Akademik Veri Yönetim Sistemi
Journal of scientific reports-A (Online), sa.062, ss.29-39, 2025 (TRDizin)
In this article, the varying magnetization of the modified FeCl2 two-dimensional (2D) layers have been investigated through Density Functional Theory calculations with and without DFT+U method.. Following the optimizations and post-processing electronic analyses regarding the FeCl2 bulk, the two-dimensional layer was created, and the 3d group of transition metal (TM) atoms (from Sc to Ni) were embedded into the defective Cl position in line with the experimental works. The calculations show that while each Fe atom in FeCl2 has 4.00 μ_B magnetization in the pure layer, after embedding transition metal atoms, this value varies in a broad range between 8 to 19 μ_B in completely FM (ferromagnetic) ground state based on only DFT calculations.
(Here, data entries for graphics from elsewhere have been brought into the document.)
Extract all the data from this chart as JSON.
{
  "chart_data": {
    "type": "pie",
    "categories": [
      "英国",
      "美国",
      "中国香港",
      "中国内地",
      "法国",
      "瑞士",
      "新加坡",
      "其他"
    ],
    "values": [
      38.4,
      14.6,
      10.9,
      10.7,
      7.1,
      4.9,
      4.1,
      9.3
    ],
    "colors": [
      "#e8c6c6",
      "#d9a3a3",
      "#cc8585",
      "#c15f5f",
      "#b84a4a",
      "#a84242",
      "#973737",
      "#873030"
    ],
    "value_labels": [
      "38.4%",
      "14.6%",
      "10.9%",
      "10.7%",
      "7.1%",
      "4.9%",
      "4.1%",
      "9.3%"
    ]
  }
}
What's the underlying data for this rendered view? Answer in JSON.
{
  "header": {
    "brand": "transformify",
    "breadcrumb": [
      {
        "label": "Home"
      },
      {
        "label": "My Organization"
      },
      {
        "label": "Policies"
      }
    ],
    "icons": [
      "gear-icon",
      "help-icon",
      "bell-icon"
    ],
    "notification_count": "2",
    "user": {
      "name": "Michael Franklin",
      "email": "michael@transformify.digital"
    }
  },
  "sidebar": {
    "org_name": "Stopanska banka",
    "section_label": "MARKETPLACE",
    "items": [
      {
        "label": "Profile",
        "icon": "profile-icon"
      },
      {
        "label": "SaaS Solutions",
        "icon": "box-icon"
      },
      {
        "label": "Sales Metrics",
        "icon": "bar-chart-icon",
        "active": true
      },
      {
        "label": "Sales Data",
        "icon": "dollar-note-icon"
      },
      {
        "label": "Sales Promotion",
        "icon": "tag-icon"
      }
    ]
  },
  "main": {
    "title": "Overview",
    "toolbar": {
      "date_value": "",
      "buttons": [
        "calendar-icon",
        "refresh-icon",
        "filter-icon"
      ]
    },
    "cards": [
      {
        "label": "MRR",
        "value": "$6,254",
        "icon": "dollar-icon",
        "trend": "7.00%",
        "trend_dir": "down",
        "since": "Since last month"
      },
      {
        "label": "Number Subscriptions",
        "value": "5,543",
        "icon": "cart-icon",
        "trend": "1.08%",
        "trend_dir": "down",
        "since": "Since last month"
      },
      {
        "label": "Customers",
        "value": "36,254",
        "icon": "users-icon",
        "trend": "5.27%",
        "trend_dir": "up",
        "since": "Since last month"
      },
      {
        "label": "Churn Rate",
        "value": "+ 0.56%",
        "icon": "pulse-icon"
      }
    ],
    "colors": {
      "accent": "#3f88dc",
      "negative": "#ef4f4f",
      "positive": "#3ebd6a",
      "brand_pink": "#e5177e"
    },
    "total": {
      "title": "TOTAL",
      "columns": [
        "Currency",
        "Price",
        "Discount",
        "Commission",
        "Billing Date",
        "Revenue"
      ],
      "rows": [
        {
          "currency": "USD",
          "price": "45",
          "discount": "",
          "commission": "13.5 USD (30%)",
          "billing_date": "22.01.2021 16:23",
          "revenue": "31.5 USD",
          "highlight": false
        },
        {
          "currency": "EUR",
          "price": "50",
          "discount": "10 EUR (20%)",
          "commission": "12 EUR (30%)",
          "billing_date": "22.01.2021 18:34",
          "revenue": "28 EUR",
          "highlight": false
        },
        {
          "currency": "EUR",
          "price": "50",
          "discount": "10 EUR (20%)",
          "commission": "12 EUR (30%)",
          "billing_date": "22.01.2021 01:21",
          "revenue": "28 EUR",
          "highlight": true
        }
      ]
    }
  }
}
Between these TM-embedded layers, Ti embedded FeCl2 layer showed half-metallicity in one of two spin channels with and without DFT+U calculations, a prerequisite for spintronic applications. The Projected Density of States (PDOS) of Ti embedded layer, t2g orbitals (dxy, dxz, and dyz) of the neighboring Fe atoms are responsible for the conductivity in the spin-down channel based on DFT calculations. The hubbard parameters completely changes the picture where the non-neighboring atom contribution to the conductive electronic states are dominant. These findings are supported by band gap curves. The bond type identification has been elucidated by ICOHP (integrated crystal orbital Hamiltonian population) and ICOBI (integrated crystal orbital bond index) parameters. PDOS (partial density of states) and pCOHP (partial crystal orbital Hamiltonian) plots were used to identify which bonding-antibonding orbitals were populated. Finally, embedding Ti into Cl defect positions can induce different magnetization levels by preserving half metallicity while the other layers do not provide half-metallicity.